Il est également possible de se rendre
compte d'une progression dans notre cheminement. Régresser
c'est progresser tout de même, car on apprend de nos erreurs,
surtout inconsciemment. Voilà pourquoi il est normal de
se retrouver en contradiction avec notre propre philosophie. Être
conscient, par contre, engendre une progression plus rapide. Car
on voit le pourquoi de chaque chose, on agit et on analyse avec
l'idée d'apprentissage. Être inconscient permet certains
liens, mais il est difficile d'apprendre à compter si on
n'est pas conscient que l'on désir apprendre à compter,
et surtout, si l'on ne désire pas apprendre à compter.
Mais de toute manière, il est dans la nature de l'humain
d'apprendre. Bref, progresser lentement signifie en quelque sorte
la stagnation.
Celui qui est conscient progressera de façon
évidente et atteindra des résultats. Ainsi nos conditions
de vie favorisent certains changements dans notre existence, et
enclenchent tout un processus de l'apprentissage impliquant différents
niveaux. Il devient cependant difficile de définir s'il
existe une hiérarchie entre ces niveaux. Est-ce que l'on
peut dire qu'il faut apprendre telle chose avant telle autre?
Ou plutôt constater qu'il existe une infinité de
choses à comprendre afin d'accéder à un niveau
de vie meilleur?
Atteindre certains résultats, suffisamment
pour ressentir le besoin d'un changement radical dans notre vie,
entraîne le recommencement du processus provoquant l'expérience,
tout ceci afin d'aboutir à d'autres résultats.
Alors on retrouve certains événements
empêchant la réalisation de nos désirs. Il
ne s'agit pas toujours de surmonter les obstacles, mais de voir
ce qu'ils impliquent. À la limite on arrive à acquérir
de l'expérience par la transposition des sentiments ou
émotions des personnes avec qui l'on échange des
connaissances. Souvent, lorsque l'on a bien identifié les
implications d'un événement, avec considération
de faits ou personnes impliquées, et que l'on a su en dégager
quelque chose, l'obstacle disparaît de lui-même. Parfois
même sans que l'on ait besoin de surmonter la difficulté,
c'est-à-dire, que l'on ne perçoit plus l'obstacle
comme un obstacle. Ce qui reviendrait à dire que l'obstacle
est surmonté, mais à un autre niveau. Exemple, la
personne qui essuie un échec assez important pourrait s'apitoyer
sur son sort et se replier sur elle-même. Si elle comprend
qu'il s'agissait d'une étape transitoire dans son existence,
qui lui permettra d'accomplir et de connaître autre chose,
elle aura plutôt tendance à se reprendre rapidement
en main puis de foncer vers ce changement. On n'a pas besoin de
souffrir pour acquérir de l'expérience si on est
capable de comprendre avant la souffrance.
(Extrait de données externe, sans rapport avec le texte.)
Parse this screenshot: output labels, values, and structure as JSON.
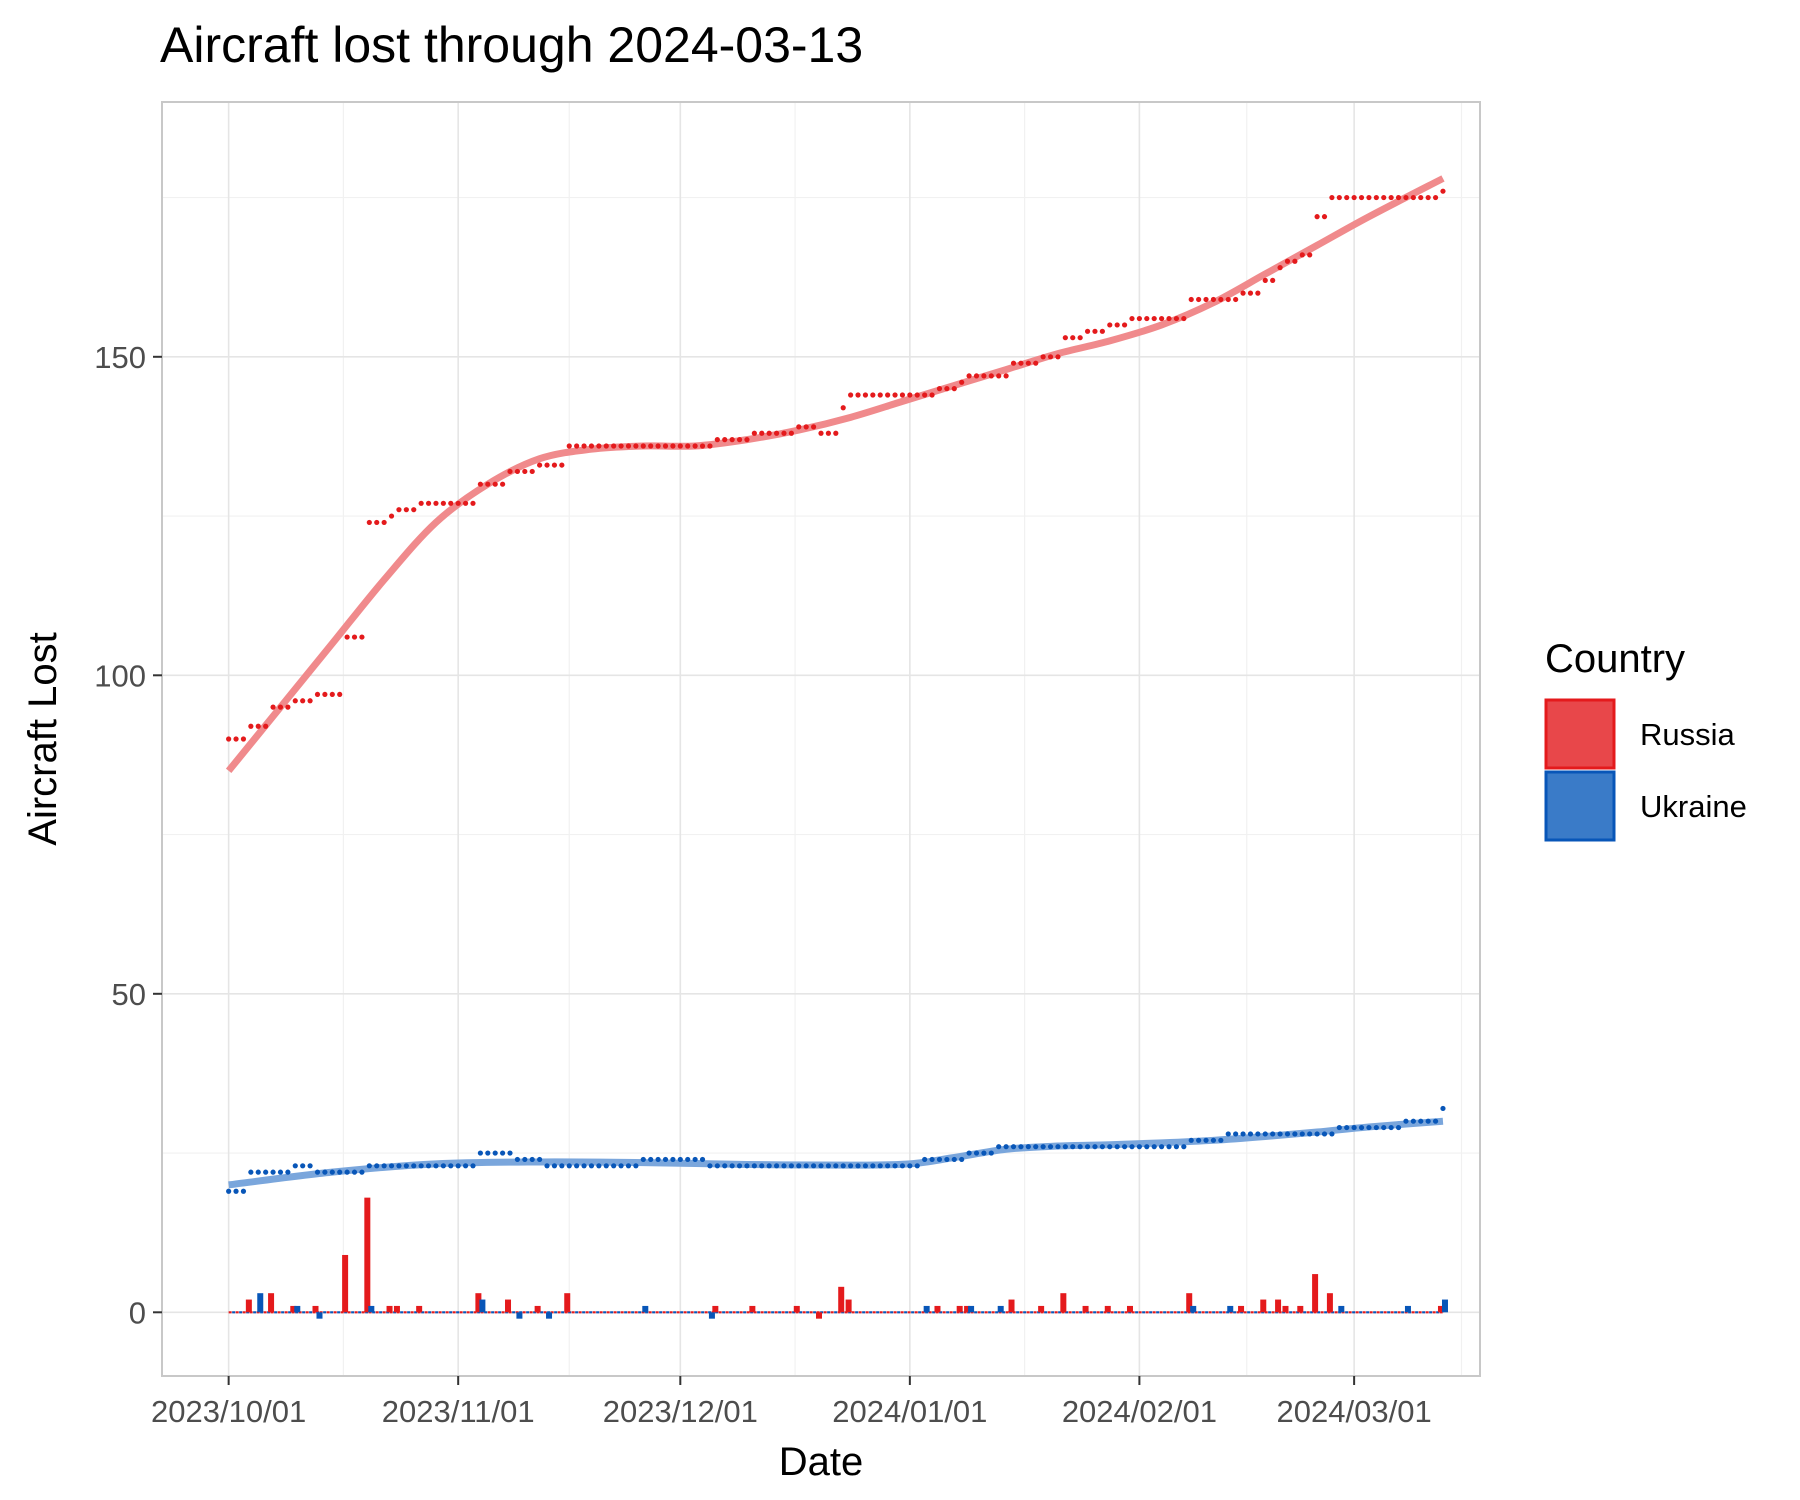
{
  "chart_data": {
    "type": "line",
    "title": "Aircraft lost through 2024-03-13",
    "xlabel": "Date",
    "ylabel": "Aircraft Lost",
    "x_range": [
      "2023-09-22",
      "2024-03-18"
    ],
    "ylim": [
      -10,
      190
    ],
    "x_ticks": [
      {
        "date": "2023-10-01",
        "label": "2023/10/01"
      },
      {
        "date": "2023-11-01",
        "label": "2023/11/01"
      },
      {
        "date": "2023-12-01",
        "label": "2023/12/01"
      },
      {
        "date": "2024-01-01",
        "label": "2024/01/01"
      },
      {
        "date": "2024-02-01",
        "label": "2024/02/01"
      },
      {
        "date": "2024-03-01",
        "label": "2024/03/01"
      }
    ],
    "y_ticks": [
      0,
      50,
      100,
      150
    ],
    "grid": true,
    "legend": {
      "title": "Country",
      "position": "right"
    },
    "series": [
      {
        "name": "Russia",
        "color": "#e41a1c",
        "fill": "#e8474a",
        "smooth_color": "#f08a8c",
        "cumulative": [
          [
            "2023-10-01",
            90
          ],
          [
            "2023-10-04",
            92
          ],
          [
            "2023-10-07",
            95
          ],
          [
            "2023-10-10",
            96
          ],
          [
            "2023-10-13",
            97
          ],
          [
            "2023-10-17",
            106
          ],
          [
            "2023-10-20",
            124
          ],
          [
            "2023-10-23",
            125
          ],
          [
            "2023-10-24",
            126
          ],
          [
            "2023-10-27",
            127
          ],
          [
            "2023-11-04",
            130
          ],
          [
            "2023-11-08",
            132
          ],
          [
            "2023-11-12",
            133
          ],
          [
            "2023-11-16",
            136
          ],
          [
            "2023-12-06",
            137
          ],
          [
            "2023-12-11",
            138
          ],
          [
            "2023-12-17",
            139
          ],
          [
            "2023-12-20",
            138
          ],
          [
            "2023-12-23",
            142
          ],
          [
            "2023-12-24",
            144
          ],
          [
            "2024-01-05",
            145
          ],
          [
            "2024-01-08",
            146
          ],
          [
            "2024-01-09",
            147
          ],
          [
            "2024-01-15",
            149
          ],
          [
            "2024-01-19",
            150
          ],
          [
            "2024-01-22",
            153
          ],
          [
            "2024-01-25",
            154
          ],
          [
            "2024-01-28",
            155
          ],
          [
            "2024-01-31",
            156
          ],
          [
            "2024-02-08",
            159
          ],
          [
            "2024-02-15",
            160
          ],
          [
            "2024-02-18",
            162
          ],
          [
            "2024-02-20",
            164
          ],
          [
            "2024-02-21",
            165
          ],
          [
            "2024-02-23",
            166
          ],
          [
            "2024-02-25",
            172
          ],
          [
            "2024-02-27",
            175
          ],
          [
            "2024-03-13",
            176
          ]
        ],
        "daily": [
          [
            "2023-10-04",
            2
          ],
          [
            "2023-10-07",
            3
          ],
          [
            "2023-10-10",
            1
          ],
          [
            "2023-10-13",
            1
          ],
          [
            "2023-10-17",
            9
          ],
          [
            "2023-10-20",
            18
          ],
          [
            "2023-10-23",
            1
          ],
          [
            "2023-10-24",
            1
          ],
          [
            "2023-10-27",
            1
          ],
          [
            "2023-11-04",
            3
          ],
          [
            "2023-11-08",
            2
          ],
          [
            "2023-11-12",
            1
          ],
          [
            "2023-11-16",
            3
          ],
          [
            "2023-12-06",
            1
          ],
          [
            "2023-12-11",
            1
          ],
          [
            "2023-12-17",
            1
          ],
          [
            "2023-12-20",
            -1
          ],
          [
            "2023-12-23",
            4
          ],
          [
            "2023-12-24",
            2
          ],
          [
            "2024-01-05",
            1
          ],
          [
            "2024-01-08",
            1
          ],
          [
            "2024-01-09",
            1
          ],
          [
            "2024-01-15",
            2
          ],
          [
            "2024-01-19",
            1
          ],
          [
            "2024-01-22",
            3
          ],
          [
            "2024-01-25",
            1
          ],
          [
            "2024-01-28",
            1
          ],
          [
            "2024-01-31",
            1
          ],
          [
            "2024-02-08",
            3
          ],
          [
            "2024-02-15",
            1
          ],
          [
            "2024-02-18",
            2
          ],
          [
            "2024-02-20",
            2
          ],
          [
            "2024-02-21",
            1
          ],
          [
            "2024-02-23",
            1
          ],
          [
            "2024-02-25",
            6
          ],
          [
            "2024-02-27",
            3
          ],
          [
            "2024-03-13",
            1
          ]
        ],
        "smooth": [
          [
            "2023-10-01",
            85
          ],
          [
            "2023-10-08",
            95
          ],
          [
            "2023-10-15",
            105
          ],
          [
            "2023-10-22",
            115
          ],
          [
            "2023-10-29",
            124
          ],
          [
            "2023-11-05",
            130
          ],
          [
            "2023-11-12",
            134
          ],
          [
            "2023-11-19",
            135.5
          ],
          [
            "2023-11-26",
            136
          ],
          [
            "2023-12-03",
            136
          ],
          [
            "2023-12-10",
            137
          ],
          [
            "2023-12-17",
            138.5
          ],
          [
            "2023-12-24",
            140.5
          ],
          [
            "2023-12-31",
            143
          ],
          [
            "2024-01-07",
            145.5
          ],
          [
            "2024-01-14",
            148
          ],
          [
            "2024-01-21",
            150.5
          ],
          [
            "2024-01-28",
            152.5
          ],
          [
            "2024-02-04",
            155
          ],
          [
            "2024-02-11",
            158.5
          ],
          [
            "2024-02-18",
            163
          ],
          [
            "2024-02-25",
            167.5
          ],
          [
            "2024-03-03",
            172
          ],
          [
            "2024-03-13",
            178
          ]
        ]
      },
      {
        "name": "Ukraine",
        "color": "#0856b8",
        "fill": "#3a7bc8",
        "smooth_color": "#7aa6dc",
        "cumulative": [
          [
            "2023-10-01",
            19
          ],
          [
            "2023-10-04",
            22
          ],
          [
            "2023-10-10",
            23
          ],
          [
            "2023-10-13",
            22
          ],
          [
            "2023-10-20",
            23
          ],
          [
            "2023-11-04",
            25
          ],
          [
            "2023-11-09",
            24
          ],
          [
            "2023-11-13",
            23
          ],
          [
            "2023-11-26",
            24
          ],
          [
            "2023-12-05",
            23
          ],
          [
            "2024-01-03",
            24
          ],
          [
            "2024-01-09",
            25
          ],
          [
            "2024-01-13",
            26
          ],
          [
            "2024-02-08",
            27
          ],
          [
            "2024-02-13",
            28
          ],
          [
            "2024-02-28",
            29
          ],
          [
            "2024-03-08",
            30
          ],
          [
            "2024-03-13",
            32
          ]
        ],
        "daily": [
          [
            "2023-10-05",
            3
          ],
          [
            "2023-10-10",
            1
          ],
          [
            "2023-10-13",
            -1
          ],
          [
            "2023-10-20",
            1
          ],
          [
            "2023-11-04",
            2
          ],
          [
            "2023-11-09",
            -1
          ],
          [
            "2023-11-13",
            -1
          ],
          [
            "2023-11-26",
            1
          ],
          [
            "2023-12-05",
            -1
          ],
          [
            "2024-01-03",
            1
          ],
          [
            "2024-01-09",
            1
          ],
          [
            "2024-01-13",
            1
          ],
          [
            "2024-02-08",
            1
          ],
          [
            "2024-02-13",
            1
          ],
          [
            "2024-02-28",
            1
          ],
          [
            "2024-03-08",
            1
          ],
          [
            "2024-03-13",
            2
          ]
        ],
        "smooth": [
          [
            "2023-10-01",
            20
          ],
          [
            "2023-10-15",
            22
          ],
          [
            "2023-10-29",
            23.3
          ],
          [
            "2023-11-12",
            23.6
          ],
          [
            "2023-11-26",
            23.5
          ],
          [
            "2023-12-10",
            23.2
          ],
          [
            "2023-12-24",
            23.1
          ],
          [
            "2024-01-01",
            23.3
          ],
          [
            "2024-01-07",
            24.3
          ],
          [
            "2024-01-14",
            25.6
          ],
          [
            "2024-01-21",
            26.1
          ],
          [
            "2024-01-28",
            26.3
          ],
          [
            "2024-02-04",
            26.6
          ],
          [
            "2024-02-11",
            27
          ],
          [
            "2024-02-18",
            27.6
          ],
          [
            "2024-02-25",
            28.3
          ],
          [
            "2024-03-03",
            29.1
          ],
          [
            "2024-03-13",
            30
          ]
        ]
      }
    ]
  }
}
D'un autre point de vue, il est possible d'acquérir
tout un bagage de connaissances inconsciemment. Mais que devient
alors le but de l'existence? On a tous une philosophie de vie.
Des idées morales qui, bien que non concrètement
identifiées et mises en application, car instables selon
les situations, composent tout de même nos valeurs de base
collectives, ou obligations et devoirs envers la collectivité.
Celui qui n'identifie pas concrètement ses idées
et ses buts, ou si ceux-ci ne sont que secondaires, risque de
se demander pourquoi il vit. Plus particulièrement s'il
vient qu'à se rendre compte que ses objectifs ne sont pas
aussi essentiels qu'il ne l'aurait d'abord cru. Dans cette hypothèse,
il croit alors qu'il n'existe aucune justification à l'existence,
et perd toute motivation. Il s'enferme alors à l'intérieur
de compensations. Il se construit un faux univers, un univers
de surface, où il peut jouir, par exemple, à prendre
un café le matin. Des habitudes remplacent les buts finaux.
Vivre au quotidien, en attendant la mort. Il peut croire trouver
le bonheur dans l'amour, mais l'amour témoigne plutôt
un besoin très grand qui doit être satisfait. On
aurait tort d'y voir le sens de l'existence. Au contraire, conquérir
l'amour c'est se libérer d'un besoin qui empêche
le bon fonctionnement de la pensée. Tout comme l'argent,
lorsque l'on en a suffisamment, on ne s'inquiète plus avec
les besoins primaires et on passe à de nouvelles idées.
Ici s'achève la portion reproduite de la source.